OH, chide me not, if in this life I make
Poor tillage of the soil that men do plough;
And hold me not transgressor, if I now
Of this world’s order would not so partake.
Love’s harvester am I, my love at stake,
And by lost love my thought, it seems, must grow.
While others happy issue from it know,
My soul may not produce till my heart break.

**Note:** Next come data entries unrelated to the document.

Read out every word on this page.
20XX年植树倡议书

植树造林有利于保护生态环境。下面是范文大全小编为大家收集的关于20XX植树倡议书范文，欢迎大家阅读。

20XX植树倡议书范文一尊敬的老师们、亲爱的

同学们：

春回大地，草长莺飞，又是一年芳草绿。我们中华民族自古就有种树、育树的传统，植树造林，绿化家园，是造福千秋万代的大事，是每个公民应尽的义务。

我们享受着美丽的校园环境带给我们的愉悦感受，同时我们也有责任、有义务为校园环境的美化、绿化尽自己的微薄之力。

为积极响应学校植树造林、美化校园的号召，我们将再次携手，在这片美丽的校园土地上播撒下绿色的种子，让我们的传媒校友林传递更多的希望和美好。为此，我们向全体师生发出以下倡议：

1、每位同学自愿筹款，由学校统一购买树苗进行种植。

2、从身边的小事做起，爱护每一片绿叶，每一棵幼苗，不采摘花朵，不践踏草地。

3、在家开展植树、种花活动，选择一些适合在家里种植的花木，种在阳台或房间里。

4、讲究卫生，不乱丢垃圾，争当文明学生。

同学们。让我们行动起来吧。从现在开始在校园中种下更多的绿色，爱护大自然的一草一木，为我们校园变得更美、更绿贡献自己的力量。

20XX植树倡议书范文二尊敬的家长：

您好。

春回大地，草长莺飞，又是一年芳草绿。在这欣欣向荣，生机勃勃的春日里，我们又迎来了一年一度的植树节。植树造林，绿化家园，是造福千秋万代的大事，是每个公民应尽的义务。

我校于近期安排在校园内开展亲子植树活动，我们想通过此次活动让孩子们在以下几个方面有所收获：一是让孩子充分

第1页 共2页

Then plough, sad spirit, o’er the cheerless morrow,
And though thy husbandry be but a line,
Know that its fruit, born like a child of sorrow,
May bear thy likeness, and be thy life’s sign
In after years, so that the world shall borrow
Some portion of the love that once was thine.

CXXIII

IF thou wert chainèd by the bans of life,
And wedded to another, as thy lord,
I well might pierce this heart as with a sword,
And leave to love the virtue of a wife.
But since thou holdest, by love’s hand, a knife,
Made sharp by wit, thy maidenhood’s reward;
Thou mayst so wound me by one fickle word,
That I am all at enmity and strife.
Unwedded then, save to youth’s foolish pride,
Thou art still free, and chaste as virgin snow,
That, taken in captivity, doth fade,
And melt to water, clear as for a bride.
Then surely I through frosty drifts may plough,
To capture, in love’s chase, th’ unwedded maid.